"Batı müziği dinleyen çağdaş olur, alaturka, yerli müzikleri dinleyen olmaz." diyen bir tıp profesörünün sözüne ustanın cevabı ise şöyle oldu: "O profesörün sözü bir yerde doğru. Batı müziği Batılılarındır. Onu dinler, kendini ona verirsen o görüşte olursun. Ama ben duygusal müzikten yanayım. Avrupa'da 30 yıla yakın kaldım, oralarda beni duygulandıran müzik duymadım. Müziğin, Batılılaşmayla, şununla bununla ilgisinin olacağını pek düşünmüyorum. Batı müziğini de dinlesinler, halk müziğini de. Ayırım yapılmasın. Bir tarafı dinleyip o taraflı olmaya katılmıyorum. Dünyanın her tarafından müzikleri dinleyelim; ama kendi toprağımızın o duygulu müziklerini de kaybetmeyelim."

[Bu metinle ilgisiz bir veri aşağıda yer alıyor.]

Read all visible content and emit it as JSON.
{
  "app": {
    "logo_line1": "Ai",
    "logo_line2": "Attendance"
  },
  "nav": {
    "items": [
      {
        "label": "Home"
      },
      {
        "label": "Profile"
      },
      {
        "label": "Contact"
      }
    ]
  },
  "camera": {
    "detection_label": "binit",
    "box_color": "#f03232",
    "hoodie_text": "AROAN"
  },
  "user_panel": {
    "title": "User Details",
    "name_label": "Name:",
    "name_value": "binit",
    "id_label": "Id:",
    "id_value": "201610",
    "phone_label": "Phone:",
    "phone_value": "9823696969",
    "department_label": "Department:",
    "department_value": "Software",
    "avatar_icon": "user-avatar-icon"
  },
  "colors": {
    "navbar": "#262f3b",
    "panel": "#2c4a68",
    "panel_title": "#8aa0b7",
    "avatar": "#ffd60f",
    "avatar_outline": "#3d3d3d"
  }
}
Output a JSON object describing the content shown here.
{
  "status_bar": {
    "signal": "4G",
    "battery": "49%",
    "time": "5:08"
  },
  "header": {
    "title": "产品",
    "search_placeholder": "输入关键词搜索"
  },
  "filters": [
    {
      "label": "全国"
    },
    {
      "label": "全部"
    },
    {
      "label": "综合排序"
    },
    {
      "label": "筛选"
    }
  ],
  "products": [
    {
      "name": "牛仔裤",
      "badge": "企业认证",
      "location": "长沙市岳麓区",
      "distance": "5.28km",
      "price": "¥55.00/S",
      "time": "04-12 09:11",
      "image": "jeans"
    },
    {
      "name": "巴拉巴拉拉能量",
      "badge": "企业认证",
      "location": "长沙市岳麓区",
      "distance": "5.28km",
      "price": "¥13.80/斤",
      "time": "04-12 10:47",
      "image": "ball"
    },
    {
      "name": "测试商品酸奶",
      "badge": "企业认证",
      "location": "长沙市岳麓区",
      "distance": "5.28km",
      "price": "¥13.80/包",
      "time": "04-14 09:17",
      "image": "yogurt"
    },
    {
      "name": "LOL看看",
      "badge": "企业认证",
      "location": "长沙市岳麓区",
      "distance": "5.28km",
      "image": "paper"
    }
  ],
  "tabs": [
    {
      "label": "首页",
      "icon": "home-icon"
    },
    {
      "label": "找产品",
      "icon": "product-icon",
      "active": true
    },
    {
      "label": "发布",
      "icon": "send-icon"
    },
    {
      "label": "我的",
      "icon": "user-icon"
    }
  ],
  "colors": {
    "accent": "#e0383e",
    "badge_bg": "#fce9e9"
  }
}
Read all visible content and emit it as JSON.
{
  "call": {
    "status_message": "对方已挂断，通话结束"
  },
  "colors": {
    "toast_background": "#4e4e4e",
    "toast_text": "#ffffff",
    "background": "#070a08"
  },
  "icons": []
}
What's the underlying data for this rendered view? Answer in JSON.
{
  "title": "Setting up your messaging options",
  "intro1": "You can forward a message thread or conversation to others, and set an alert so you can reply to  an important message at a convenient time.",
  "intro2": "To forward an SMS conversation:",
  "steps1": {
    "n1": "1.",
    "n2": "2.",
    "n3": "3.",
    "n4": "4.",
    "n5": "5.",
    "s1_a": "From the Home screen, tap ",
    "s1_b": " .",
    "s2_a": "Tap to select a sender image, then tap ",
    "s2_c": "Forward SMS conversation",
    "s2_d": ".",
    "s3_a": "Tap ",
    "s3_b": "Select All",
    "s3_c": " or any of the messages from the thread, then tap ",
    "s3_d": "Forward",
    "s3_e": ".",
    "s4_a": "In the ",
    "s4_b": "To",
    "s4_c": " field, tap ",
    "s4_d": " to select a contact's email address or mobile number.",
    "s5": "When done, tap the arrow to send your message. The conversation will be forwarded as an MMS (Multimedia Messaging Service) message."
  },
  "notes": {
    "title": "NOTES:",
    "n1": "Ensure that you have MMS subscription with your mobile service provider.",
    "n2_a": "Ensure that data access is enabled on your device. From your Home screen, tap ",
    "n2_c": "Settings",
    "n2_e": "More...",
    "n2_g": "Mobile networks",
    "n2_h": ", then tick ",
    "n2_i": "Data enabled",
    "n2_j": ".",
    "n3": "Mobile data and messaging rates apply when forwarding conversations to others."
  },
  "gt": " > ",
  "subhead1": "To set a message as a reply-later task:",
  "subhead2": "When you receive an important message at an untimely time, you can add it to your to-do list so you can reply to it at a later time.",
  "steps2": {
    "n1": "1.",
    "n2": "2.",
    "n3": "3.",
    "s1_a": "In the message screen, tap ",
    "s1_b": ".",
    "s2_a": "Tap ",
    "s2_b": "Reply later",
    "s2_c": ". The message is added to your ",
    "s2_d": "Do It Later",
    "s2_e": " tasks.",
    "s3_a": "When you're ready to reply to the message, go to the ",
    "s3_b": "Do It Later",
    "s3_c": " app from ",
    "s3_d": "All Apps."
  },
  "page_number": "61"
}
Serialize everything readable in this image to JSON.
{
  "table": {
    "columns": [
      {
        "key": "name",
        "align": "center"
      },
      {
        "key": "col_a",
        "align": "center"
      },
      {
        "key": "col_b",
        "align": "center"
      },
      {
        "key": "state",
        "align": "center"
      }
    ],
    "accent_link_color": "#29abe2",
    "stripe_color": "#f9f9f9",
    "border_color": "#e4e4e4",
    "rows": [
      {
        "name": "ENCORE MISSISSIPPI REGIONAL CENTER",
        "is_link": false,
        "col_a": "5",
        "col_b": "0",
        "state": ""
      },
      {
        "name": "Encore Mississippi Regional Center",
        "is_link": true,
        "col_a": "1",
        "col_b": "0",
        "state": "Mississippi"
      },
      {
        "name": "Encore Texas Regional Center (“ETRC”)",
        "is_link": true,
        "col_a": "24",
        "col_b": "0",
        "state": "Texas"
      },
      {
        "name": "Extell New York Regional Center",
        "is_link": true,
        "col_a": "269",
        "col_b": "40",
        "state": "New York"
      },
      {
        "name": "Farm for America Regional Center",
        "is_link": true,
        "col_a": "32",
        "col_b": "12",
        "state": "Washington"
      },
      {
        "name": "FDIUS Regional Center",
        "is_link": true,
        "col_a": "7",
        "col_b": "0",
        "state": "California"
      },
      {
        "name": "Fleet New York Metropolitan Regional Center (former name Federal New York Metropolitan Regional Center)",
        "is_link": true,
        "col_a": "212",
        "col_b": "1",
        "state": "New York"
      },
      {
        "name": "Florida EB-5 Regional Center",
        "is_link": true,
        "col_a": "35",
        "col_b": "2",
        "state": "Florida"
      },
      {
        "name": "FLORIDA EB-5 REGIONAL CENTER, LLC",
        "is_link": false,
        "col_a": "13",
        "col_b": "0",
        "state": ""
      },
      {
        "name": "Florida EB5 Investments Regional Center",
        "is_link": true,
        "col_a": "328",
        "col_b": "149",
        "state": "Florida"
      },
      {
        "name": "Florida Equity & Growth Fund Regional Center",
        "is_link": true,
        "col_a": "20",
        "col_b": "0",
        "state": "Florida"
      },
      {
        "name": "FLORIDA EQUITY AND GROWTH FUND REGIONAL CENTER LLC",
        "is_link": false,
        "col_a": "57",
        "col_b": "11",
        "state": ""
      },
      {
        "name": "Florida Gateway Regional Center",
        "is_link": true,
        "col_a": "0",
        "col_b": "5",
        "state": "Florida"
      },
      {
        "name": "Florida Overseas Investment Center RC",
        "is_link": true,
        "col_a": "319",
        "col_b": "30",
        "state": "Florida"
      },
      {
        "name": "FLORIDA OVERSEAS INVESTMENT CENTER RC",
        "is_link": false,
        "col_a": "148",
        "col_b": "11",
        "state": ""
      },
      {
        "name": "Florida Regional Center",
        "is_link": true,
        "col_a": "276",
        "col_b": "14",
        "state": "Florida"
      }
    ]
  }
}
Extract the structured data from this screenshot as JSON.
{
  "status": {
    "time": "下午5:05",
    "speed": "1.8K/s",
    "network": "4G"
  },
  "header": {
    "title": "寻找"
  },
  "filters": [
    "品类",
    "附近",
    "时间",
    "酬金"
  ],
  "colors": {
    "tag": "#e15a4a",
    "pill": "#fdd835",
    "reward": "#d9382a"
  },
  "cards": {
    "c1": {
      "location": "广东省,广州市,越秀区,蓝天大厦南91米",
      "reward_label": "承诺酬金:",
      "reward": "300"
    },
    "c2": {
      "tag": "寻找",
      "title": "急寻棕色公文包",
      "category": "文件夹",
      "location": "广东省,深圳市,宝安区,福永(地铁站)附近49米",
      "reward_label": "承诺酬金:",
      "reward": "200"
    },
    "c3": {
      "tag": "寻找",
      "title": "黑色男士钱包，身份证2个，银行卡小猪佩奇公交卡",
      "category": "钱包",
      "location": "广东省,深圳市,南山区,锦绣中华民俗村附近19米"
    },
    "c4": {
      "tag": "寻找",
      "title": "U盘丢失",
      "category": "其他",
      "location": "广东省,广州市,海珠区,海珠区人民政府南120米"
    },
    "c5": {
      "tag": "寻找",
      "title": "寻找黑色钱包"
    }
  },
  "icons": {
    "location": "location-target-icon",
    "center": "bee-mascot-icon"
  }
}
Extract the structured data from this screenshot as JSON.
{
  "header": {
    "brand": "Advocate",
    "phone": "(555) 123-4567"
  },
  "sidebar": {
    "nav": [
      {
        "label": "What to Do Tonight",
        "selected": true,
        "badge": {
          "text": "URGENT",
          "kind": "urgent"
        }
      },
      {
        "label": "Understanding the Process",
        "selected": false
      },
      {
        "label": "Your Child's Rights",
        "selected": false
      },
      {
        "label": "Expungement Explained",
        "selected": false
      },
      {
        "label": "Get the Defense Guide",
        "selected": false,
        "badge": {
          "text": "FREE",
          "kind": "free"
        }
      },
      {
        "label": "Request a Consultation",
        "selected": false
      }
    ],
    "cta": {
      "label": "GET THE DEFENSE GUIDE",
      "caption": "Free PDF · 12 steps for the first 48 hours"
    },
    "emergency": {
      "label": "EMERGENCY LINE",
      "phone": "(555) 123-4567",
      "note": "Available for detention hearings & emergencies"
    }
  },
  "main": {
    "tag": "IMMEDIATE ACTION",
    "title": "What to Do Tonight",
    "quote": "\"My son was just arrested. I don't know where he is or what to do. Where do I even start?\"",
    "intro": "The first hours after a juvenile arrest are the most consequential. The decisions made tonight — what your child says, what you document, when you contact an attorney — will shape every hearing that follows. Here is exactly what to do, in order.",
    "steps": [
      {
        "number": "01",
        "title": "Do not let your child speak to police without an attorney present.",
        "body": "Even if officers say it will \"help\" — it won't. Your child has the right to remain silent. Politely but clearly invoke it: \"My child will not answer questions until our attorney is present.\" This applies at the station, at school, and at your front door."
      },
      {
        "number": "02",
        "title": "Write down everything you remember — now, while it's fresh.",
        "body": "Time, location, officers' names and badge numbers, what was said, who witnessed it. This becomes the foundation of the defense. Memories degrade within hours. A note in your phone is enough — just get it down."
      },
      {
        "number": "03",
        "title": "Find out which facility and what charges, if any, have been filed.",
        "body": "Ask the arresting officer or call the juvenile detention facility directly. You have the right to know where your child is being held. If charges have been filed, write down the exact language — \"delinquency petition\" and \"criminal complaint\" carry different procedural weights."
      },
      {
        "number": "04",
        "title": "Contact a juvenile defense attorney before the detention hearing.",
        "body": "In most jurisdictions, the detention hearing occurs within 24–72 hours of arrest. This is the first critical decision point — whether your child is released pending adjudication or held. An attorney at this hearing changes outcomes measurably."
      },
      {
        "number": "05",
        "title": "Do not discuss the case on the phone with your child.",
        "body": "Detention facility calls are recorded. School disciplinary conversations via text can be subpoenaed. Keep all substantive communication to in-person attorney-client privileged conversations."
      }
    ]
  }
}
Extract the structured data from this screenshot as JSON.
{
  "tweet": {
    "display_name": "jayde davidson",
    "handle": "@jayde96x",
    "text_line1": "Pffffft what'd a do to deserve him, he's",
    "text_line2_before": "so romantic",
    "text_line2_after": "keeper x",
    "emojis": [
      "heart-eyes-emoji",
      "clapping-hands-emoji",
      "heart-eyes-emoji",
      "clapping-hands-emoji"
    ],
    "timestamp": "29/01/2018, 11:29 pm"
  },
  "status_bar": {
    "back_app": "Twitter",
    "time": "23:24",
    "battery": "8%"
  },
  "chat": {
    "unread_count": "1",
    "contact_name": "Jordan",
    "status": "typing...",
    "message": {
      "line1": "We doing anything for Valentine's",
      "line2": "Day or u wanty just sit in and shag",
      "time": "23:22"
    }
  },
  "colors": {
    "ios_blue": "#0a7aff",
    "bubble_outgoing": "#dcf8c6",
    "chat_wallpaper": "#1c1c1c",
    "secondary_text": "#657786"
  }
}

- Bence de güzel bir tesbitte bulunmuş Neşet Ertaş usta. Bizden olanla yarışırsak, Ülkemizin kültürel olarak tanıtımına çok daha fazla katkıda bulunmuş oluruz.
- Böylece Tereciye de Tere satmamış oluruz.
- Gazetenin Yorum sayfalarında Sadık Yalsızuçanlar ise Neşet Ertaş 'ın bestelerinden/türkülerinden alıntılarla güzel bir yazı yazmış. Yazının sonunu ise babası Muharrem Ertaş ile ilgili bir anıyla bağlamış.
- Yazıdan başlangıç bölümü ile son bölümündeki anıyı alıntılıyorum. Yazının tamamını ise verdiğim linkten Okumanızı tavsiye ederim.
.....
Biz gönülle çalar, gönülle söyleriz.
'Sağ-sol çatışması'nın şiddetli olduğu günler... Neşet Ertaş Saray Sineması'nda konser veriyor. Gençler dönemin gözde "slogan"larıyla örülü şarkılarından isteklerde bulunurlar. Neşet Ertaş biraz sustuktan sonra her zamanki mütevazılığı ile şöyle der: "Ağam, biz böyle parçalar bilmeyiz. Biz gönülle çalar, gönülle söyleriz."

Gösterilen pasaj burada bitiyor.